There have been some high highs and low lows for Jac Caglianone since being drafted by the Royals. He blitzed through the minors spending just 29 games in A ball, 38 in AA, and 12 in AAA before debuting with the big league club last June. That debut did not follow the stratospheric trajectory of his minor league experience. This season, Jac has gotten another chance to show that he belongs. So far, he is taking advantage of it.
Caglianone’s 2026 numbers are not going to jump off the page at anyone. His line of .263/.344/.425 is definitely in the good-but-not-great category. However, it is leaps and bounds better than his line of .157/.237/.295 last year.
These raw numbers are not what I am starting to get excited about, though the on-base percentage is much higher so far than I was expecting. It is the underlying numbers, both offensive and defensive, that suggest he is developing into a solid everyday player. Here are his Baseball Savant percentiles in 2025 vs. 2026 to help illustrate what I mean.
Jac has improved his overall skillset almost across the entire board. He is still a flawed player, mostly because of hi chase rate, whiff rate, and K%. However, he has elite exit velocity and is now getting to it at a much higher frequency. That has pushed his expected stats up into the area where it looks like he is going to be a well above-league-average hitter.
On top of that, his fielding is much, much better than last year. The arm strength was always there, the accuracy is starting to come too, so his throwing looks like it is going to be quite the weapon in right field. A full offseason of preparation to play outfield has also improved his range value immensely and he looks way more comfortable running around in the grass. We do not have a large enough sample size to say he is an above-average defender yet, but he has been so much better than last year that I am optimistic he will, at the very least, not be a liability out there. He even improved his sprint speed over last year, though that is more on a percentile basis than actually changing the top end speed. He is never going to be a burner running down balls deep in the gaps at that size.
Caglianone’s Weighted On-Base Average (wOBA), which evaluates offensive production based on actual outcomes, is encouraging so far. He ranks 122nd out of 274 MLB hitters with a wOBA of .330. His expected weighted on-base average (xwOBA) – a metric that estimates offensive production based on quality of contact, strikeouts, and walks – is .341, ranking him as well above-average among MLB hitters.
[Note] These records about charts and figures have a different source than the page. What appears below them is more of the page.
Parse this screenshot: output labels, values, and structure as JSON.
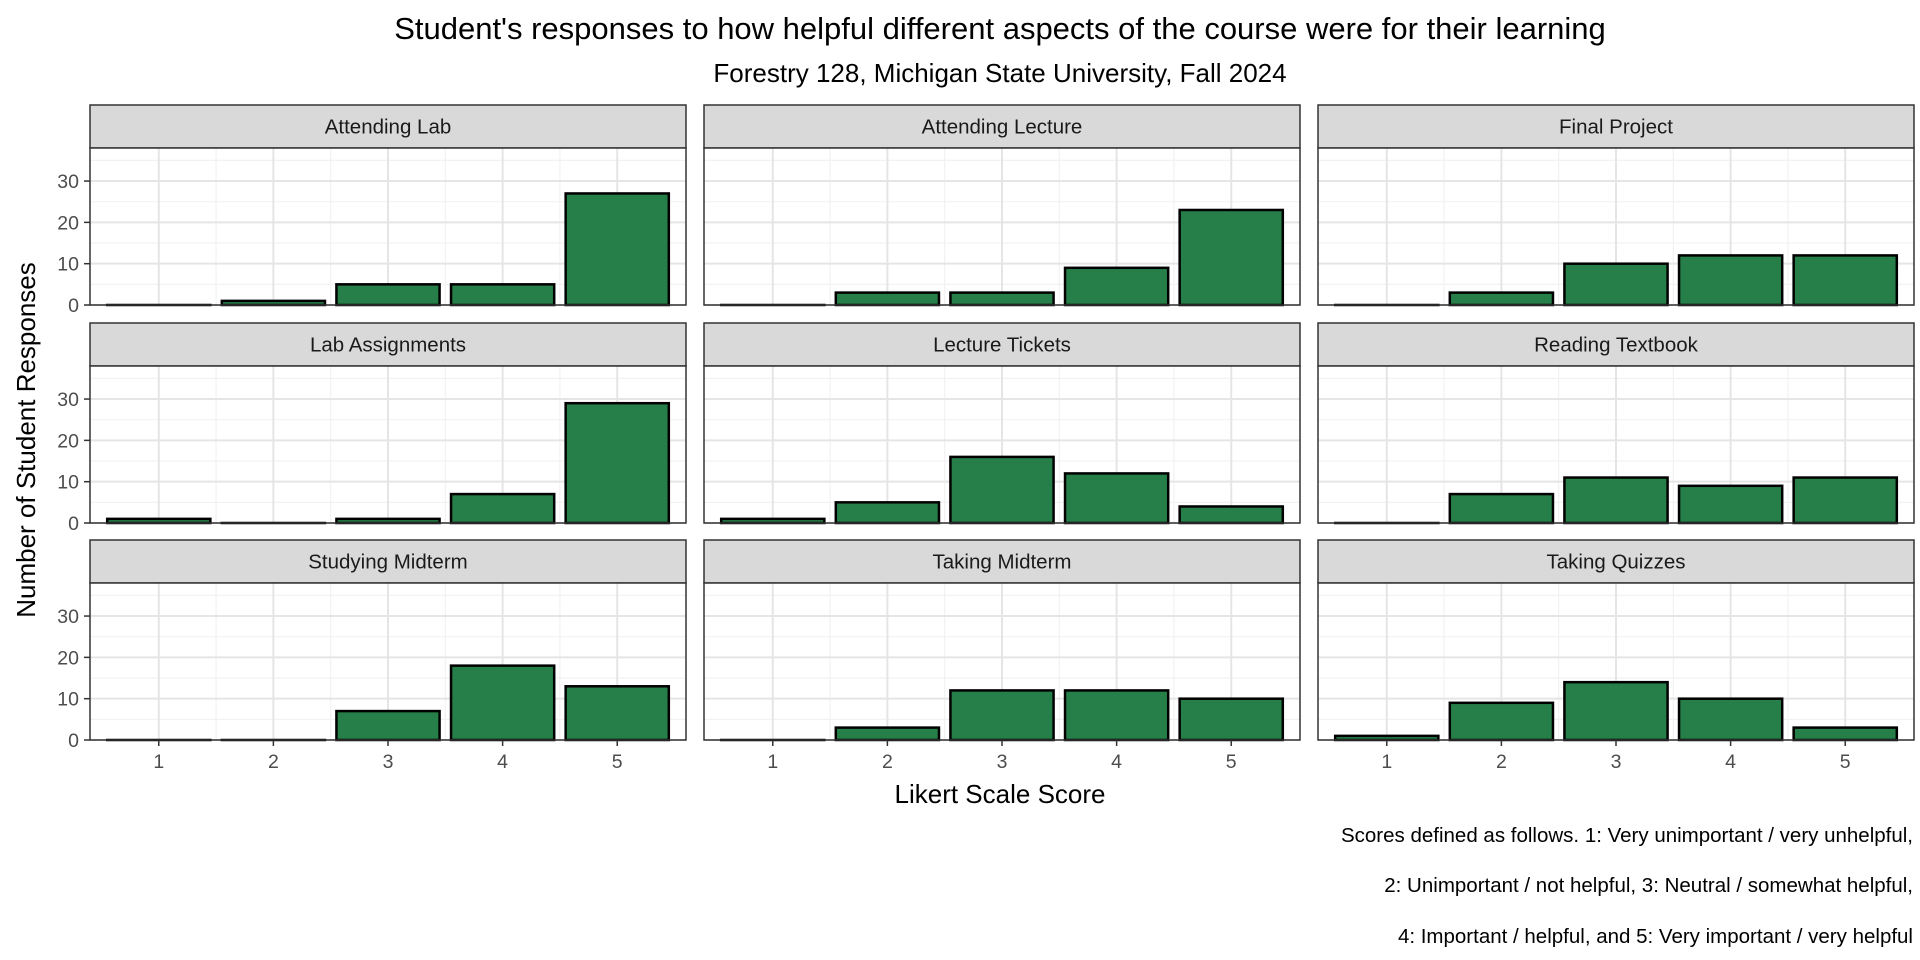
{
  "chart_data": {
    "type": "bar",
    "title": "Student's responses to how helpful different aspects of the course were for their learning",
    "subtitle": "Forestry 128, Michigan State University, Fall 2024",
    "xlabel": "Likert Scale Score",
    "ylabel": "Number of Student Responses",
    "categories": [
      "1",
      "2",
      "3",
      "4",
      "5"
    ],
    "yticks": [
      "0",
      "10",
      "20",
      "30"
    ],
    "ylim": [
      0,
      38
    ],
    "grid": true,
    "bar_color": "#267f48",
    "bar_outline": "#000000",
    "strip_fill": "#d9d9d9",
    "panels": [
      {
        "name": "Attending Lab",
        "values": [
          0,
          1,
          5,
          5,
          27
        ]
      },
      {
        "name": "Attending Lecture",
        "values": [
          0,
          3,
          3,
          9,
          23
        ]
      },
      {
        "name": "Final Project",
        "values": [
          0,
          3,
          10,
          12,
          12
        ]
      },
      {
        "name": "Lab Assignments",
        "values": [
          1,
          0,
          1,
          7,
          29
        ]
      },
      {
        "name": "Lecture Tickets",
        "values": [
          1,
          5,
          16,
          12,
          4
        ]
      },
      {
        "name": "Reading Textbook",
        "values": [
          0,
          7,
          11,
          9,
          11
        ]
      },
      {
        "name": "Studying Midterm",
        "values": [
          0,
          0,
          7,
          18,
          13
        ]
      },
      {
        "name": "Taking Midterm",
        "values": [
          0,
          3,
          12,
          12,
          10
        ]
      },
      {
        "name": "Taking Quizzes",
        "values": [
          1,
          9,
          14,
          10,
          3
        ]
      }
    ],
    "caption": [
      "Scores defined as follows. 1: Very unimportant / very unhelpful,",
      "2: Unimportant / not helpful, 3: Neutral / somewhat helpful,",
      "4: Important / helpful, and 5: Very important / very helpful"
    ]
  }
}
That expected value is predicated on how hard he hits the ball plus being able to barrel the ball much more often than last year. Going from a 12% barrel rate to 17% may not sound like a ton to most people, but that is a 42.5% improvement and enough to put him in the elite. We knew he could hit the ball hard and now he is accessing that ability much more frequently.
The main reason he has not posted elite numbers yet has to do with his chase rate, swing and miss rate, and his launch angle. He is chasing less than last year, so that is exciting even if he is still below-average. This might mean he will progress to a higher peak as he swings at better pitches, but for now he is still missing and striking out too much. The launch angle is the one that is keeping the balls from leaving the park in droves. A miniscule 3.8 degree launch angle is just not where you want a power hitter to be – Eric Hosmer struggled with this during his career. For Caglianone to become the 40+ home run monster we all want him to be, the ball has to get in the air more.
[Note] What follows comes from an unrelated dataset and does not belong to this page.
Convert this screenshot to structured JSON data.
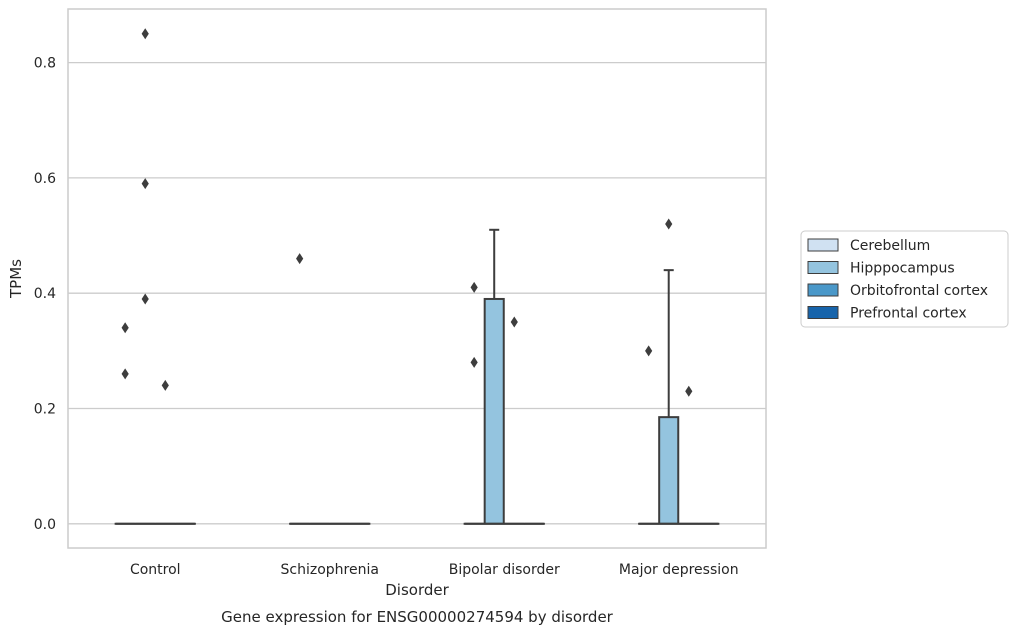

If you chart every ball he has put in play so far, the trend line is slightly positively sloped, but modestly enough that without the line it is hard to tell any trend at all. For Cags to become the Royals’ fearsome middle of the order slugger, this needs to have way fewer negative angles and many more in that 10 to 40 degree range.
As Jac is right now, he is on pace to end the season around 2-3 Wins Above Replacement. That means he is playing as an average-to-slightly above-average everyday major leaguer, despite the flaws. He just turned 23 a few months ago and his progression, plus his power potential, indicates that he is almost certainly going to be a good player. It looks like he may have already surpassed his lower-end threshold.
If he is now an above-average hitter, and an average-ish defensive right fielder, then he is a solid player the Royals can depend on for the next half decade. But he has to get the K% below 30% to pull that off. His ceiling is still very high, and I think we have a decent chance of witnessing something special with the combination of Bobby Witt Jr., Maikel Garcia, Carter Jensen, and Jac. After last season, Cags was the one that seemed like it just might not happen, but now I am fairly optimistic he is one of the cornerstones that this team can build on.